Effect of IGF-I on freeze-thawed spermatozoa. Fresh spermatozoa were frozen after treated with different IGF-I concentrations, and the functions of thawed spermatozoa were evaluated. *P<0.005 vs. 0 ng/ml IGF-I (n=5 for progressive motility and morphology, n=12 for PMI and MMP).

This study is the first to investigate the effect of IGF-I on canine sperm function during hypothermic storage. IGF-I alleviated sperm damage caused by cooling and freezing by maintaining progressive motility of spermatozoa and preventing a reduction in sperm MMP during hypothermic storage. The IGF-I receptor (IGF-IR) signaling pathway mediated by IGF-I may be involved in enhanced canine sperm function. Specific IGF-IRs have been demonstrated in human [8] and bovine [1] spermatozoa, suggesting a possible role of IGF-I as a regulator of sperm function [5]. As the presence of IGF-IR and IGF-I in sperm and semen and the ability of IGF-I to stimulate sperm motility have been identified [1], a relationship between the IGF system and fertilization has been suggested.

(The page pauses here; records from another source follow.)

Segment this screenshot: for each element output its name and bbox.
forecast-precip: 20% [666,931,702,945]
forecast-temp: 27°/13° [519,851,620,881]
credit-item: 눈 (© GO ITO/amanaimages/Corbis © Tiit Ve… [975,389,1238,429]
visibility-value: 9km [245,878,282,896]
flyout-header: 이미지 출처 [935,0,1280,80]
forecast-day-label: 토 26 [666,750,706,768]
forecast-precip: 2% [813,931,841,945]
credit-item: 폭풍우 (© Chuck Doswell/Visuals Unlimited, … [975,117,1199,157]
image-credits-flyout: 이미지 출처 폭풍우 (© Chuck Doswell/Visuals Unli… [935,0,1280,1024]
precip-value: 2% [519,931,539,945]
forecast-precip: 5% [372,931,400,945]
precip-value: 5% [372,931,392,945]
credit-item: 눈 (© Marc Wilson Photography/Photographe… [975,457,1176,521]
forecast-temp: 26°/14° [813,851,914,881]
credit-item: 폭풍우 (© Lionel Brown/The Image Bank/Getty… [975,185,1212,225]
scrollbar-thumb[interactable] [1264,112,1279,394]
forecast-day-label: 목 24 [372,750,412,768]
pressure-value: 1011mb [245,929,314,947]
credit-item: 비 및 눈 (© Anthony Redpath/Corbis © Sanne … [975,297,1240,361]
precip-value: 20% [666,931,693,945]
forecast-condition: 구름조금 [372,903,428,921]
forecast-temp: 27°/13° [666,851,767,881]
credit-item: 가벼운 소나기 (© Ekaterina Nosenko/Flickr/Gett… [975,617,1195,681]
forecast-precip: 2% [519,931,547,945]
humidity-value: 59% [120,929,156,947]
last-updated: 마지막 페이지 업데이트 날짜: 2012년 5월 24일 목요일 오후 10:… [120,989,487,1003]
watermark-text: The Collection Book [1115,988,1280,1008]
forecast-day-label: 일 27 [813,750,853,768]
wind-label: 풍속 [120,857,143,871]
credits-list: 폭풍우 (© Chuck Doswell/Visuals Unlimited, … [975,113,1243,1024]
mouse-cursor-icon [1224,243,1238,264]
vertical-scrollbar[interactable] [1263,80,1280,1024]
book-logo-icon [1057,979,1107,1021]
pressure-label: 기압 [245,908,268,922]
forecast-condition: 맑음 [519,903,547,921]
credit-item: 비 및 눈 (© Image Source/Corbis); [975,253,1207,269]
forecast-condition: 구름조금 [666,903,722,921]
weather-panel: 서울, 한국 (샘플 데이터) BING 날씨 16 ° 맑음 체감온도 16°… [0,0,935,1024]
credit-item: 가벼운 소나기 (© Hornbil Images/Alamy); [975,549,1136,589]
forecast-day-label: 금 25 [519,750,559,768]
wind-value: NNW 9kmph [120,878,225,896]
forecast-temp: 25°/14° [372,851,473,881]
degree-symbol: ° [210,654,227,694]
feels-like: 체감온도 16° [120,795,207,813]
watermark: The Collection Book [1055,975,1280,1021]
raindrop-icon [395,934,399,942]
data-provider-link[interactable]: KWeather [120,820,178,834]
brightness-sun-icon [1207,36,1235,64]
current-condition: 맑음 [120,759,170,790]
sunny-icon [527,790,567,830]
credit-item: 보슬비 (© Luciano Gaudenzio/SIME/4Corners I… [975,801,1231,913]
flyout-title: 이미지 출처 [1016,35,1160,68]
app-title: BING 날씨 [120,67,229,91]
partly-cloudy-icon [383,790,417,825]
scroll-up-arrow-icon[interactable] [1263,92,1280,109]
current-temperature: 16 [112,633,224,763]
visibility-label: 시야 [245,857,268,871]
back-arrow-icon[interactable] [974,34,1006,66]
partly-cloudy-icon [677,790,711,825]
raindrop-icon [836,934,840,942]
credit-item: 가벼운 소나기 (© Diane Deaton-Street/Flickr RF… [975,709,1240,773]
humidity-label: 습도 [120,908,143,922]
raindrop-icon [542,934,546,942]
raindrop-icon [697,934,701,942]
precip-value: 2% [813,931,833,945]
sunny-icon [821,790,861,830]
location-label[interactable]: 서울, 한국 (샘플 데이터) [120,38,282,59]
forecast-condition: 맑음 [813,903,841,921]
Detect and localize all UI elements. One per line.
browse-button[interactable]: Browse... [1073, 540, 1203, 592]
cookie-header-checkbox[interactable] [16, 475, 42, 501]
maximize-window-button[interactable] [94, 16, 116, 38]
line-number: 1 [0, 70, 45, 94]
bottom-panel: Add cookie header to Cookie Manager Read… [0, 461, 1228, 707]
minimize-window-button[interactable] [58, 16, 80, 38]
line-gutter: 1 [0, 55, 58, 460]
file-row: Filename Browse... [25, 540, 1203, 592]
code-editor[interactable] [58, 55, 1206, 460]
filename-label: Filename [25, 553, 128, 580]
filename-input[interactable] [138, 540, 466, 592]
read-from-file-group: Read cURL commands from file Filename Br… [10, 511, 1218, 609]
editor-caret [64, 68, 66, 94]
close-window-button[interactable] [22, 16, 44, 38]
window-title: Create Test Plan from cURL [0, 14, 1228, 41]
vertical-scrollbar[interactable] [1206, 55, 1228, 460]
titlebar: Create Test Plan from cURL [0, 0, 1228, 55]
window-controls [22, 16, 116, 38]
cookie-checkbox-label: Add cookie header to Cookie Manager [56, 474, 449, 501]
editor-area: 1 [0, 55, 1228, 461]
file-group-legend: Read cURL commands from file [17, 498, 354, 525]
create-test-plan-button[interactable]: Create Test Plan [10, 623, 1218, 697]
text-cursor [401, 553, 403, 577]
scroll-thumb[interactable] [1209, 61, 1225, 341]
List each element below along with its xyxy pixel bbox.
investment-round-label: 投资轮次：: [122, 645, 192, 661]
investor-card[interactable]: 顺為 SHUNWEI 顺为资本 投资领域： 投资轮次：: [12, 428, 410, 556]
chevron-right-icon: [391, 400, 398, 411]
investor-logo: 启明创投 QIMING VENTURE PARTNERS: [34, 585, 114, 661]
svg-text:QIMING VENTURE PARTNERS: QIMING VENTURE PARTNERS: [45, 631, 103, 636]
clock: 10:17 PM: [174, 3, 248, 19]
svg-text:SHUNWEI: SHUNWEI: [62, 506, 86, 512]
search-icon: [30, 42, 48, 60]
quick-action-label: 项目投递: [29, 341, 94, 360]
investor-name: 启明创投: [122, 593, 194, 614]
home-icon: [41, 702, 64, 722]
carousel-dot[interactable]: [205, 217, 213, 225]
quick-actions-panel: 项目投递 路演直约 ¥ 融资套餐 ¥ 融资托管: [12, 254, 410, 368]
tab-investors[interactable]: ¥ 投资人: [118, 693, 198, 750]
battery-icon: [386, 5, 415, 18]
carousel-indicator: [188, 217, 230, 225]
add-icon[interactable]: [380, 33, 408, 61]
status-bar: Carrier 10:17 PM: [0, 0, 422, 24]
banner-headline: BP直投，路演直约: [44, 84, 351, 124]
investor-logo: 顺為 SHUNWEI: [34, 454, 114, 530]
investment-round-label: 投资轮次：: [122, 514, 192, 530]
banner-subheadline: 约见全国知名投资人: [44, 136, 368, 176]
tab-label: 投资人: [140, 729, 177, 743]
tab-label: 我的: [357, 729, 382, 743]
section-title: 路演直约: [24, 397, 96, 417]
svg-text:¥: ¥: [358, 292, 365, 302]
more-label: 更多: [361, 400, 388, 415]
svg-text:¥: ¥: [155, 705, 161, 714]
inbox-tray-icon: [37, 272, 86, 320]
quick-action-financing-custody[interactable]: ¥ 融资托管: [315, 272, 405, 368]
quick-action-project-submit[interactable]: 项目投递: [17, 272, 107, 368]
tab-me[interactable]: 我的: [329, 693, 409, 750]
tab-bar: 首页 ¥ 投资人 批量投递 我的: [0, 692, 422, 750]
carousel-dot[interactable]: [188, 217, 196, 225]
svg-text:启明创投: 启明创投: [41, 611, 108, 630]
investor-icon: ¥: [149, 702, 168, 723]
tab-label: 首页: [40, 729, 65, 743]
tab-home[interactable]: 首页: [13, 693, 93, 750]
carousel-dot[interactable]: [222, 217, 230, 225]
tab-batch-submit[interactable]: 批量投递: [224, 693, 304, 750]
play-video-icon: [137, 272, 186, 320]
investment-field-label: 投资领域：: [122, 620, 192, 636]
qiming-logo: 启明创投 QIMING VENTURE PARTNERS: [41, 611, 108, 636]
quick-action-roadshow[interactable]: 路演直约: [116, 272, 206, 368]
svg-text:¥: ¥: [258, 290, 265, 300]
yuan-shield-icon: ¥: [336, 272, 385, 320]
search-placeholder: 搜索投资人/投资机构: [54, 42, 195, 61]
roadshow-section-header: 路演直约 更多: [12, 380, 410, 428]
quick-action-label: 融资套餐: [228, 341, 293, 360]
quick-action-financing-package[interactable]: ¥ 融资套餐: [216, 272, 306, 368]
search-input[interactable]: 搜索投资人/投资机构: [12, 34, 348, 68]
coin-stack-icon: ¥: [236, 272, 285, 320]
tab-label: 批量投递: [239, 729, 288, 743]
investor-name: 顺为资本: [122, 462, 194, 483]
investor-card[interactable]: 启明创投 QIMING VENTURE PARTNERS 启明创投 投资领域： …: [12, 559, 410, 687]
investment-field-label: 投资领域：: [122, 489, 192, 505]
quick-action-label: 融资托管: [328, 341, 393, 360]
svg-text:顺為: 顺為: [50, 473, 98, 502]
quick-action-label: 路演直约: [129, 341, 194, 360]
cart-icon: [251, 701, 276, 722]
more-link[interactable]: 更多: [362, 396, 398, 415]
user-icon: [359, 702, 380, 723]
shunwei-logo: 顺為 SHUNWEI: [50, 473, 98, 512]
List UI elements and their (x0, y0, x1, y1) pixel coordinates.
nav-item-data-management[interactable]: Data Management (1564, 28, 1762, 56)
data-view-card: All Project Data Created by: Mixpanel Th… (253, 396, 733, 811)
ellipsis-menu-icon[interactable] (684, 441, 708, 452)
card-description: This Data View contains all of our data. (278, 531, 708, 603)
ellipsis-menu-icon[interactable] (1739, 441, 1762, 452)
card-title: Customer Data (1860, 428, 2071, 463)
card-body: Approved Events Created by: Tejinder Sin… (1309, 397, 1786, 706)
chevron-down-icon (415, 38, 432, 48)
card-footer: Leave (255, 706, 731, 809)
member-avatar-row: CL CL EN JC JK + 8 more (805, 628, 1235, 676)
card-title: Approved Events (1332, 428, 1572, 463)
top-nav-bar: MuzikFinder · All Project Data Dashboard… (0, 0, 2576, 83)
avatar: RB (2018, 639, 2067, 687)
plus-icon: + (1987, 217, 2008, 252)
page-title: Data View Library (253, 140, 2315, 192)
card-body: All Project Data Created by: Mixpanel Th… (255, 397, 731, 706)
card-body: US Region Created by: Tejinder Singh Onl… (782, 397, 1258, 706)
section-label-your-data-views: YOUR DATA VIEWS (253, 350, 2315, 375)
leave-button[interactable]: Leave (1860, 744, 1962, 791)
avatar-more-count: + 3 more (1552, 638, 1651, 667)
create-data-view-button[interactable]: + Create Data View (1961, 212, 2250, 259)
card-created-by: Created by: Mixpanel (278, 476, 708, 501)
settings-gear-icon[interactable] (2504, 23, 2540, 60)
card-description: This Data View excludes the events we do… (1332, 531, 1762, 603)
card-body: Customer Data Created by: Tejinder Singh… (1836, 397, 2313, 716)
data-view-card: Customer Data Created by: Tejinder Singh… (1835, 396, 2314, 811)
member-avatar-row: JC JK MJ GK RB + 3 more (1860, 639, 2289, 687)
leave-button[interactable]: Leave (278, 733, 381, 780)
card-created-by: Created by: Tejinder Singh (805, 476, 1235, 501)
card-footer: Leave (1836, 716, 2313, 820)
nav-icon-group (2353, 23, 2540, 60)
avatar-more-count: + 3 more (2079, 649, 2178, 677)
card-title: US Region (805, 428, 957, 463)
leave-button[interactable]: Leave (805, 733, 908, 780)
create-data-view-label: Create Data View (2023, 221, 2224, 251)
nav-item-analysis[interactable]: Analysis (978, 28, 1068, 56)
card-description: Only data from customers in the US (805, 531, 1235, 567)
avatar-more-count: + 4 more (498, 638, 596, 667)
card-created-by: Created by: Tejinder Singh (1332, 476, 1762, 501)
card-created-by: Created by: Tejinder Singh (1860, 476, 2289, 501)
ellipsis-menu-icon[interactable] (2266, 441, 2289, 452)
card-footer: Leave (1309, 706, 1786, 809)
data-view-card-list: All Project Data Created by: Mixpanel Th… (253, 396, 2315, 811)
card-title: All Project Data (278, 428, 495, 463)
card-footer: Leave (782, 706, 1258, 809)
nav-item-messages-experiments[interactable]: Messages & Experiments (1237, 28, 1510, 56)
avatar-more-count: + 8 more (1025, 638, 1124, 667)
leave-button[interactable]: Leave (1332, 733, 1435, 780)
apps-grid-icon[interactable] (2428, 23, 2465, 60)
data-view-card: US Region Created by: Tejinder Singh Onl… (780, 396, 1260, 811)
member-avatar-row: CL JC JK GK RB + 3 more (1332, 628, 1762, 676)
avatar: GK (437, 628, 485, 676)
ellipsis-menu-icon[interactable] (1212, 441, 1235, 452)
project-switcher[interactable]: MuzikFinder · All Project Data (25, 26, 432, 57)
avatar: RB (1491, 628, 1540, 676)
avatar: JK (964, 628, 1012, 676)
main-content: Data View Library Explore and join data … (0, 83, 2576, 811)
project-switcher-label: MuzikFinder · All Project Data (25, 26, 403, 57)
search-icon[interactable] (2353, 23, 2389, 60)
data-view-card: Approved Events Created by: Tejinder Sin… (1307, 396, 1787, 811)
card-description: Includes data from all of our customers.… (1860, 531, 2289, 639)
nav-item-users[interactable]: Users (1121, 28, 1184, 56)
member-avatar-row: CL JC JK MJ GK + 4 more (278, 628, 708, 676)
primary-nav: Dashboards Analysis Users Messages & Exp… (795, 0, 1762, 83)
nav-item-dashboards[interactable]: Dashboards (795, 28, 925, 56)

Although no reports have identified IGF-IR in canine spermatozoa, our study indirectly shows the presence of an IGF-IR in canine spermatozoa via the IGF-I effect. IGF-I stimulated MMP and motility of hypothermically stored canine spermatozoa in our study. The possible mechanism of how IGF-I maintains motility and MMP is assumed to be through energy metabolism [1], antioxidant effects [13] and high intracellular calcium level by increased ion transport [2]. In contrast, activation of cellular metabolism by IGF-I may also be related to the generation of free radicals [6]. In our study, the 100 and 200 ng/ml IGF-I concentrations were optimal level and had a positive effect without toxicity to canine spermatozoa. We cannot clearly state the role of IGF-1 in membrane stability [5] of canine spermatozoa, because of less damage to canine sperm PMI during cooling. Overall, the IGF-IR signaling cascade may be a clue to identify molecular mechanisms regulating motility and membrane integrity of canine spermatozoa.

Our results suggest that IGF-I is an effective supplement to improve canine sperm quality for longer periods of cooling and freeze-thawing. IGF-I may enhance canine sperm fertilizing ability by maintaining motility and MMP and preventing a decrease in sperm longevity during hypothermic storage.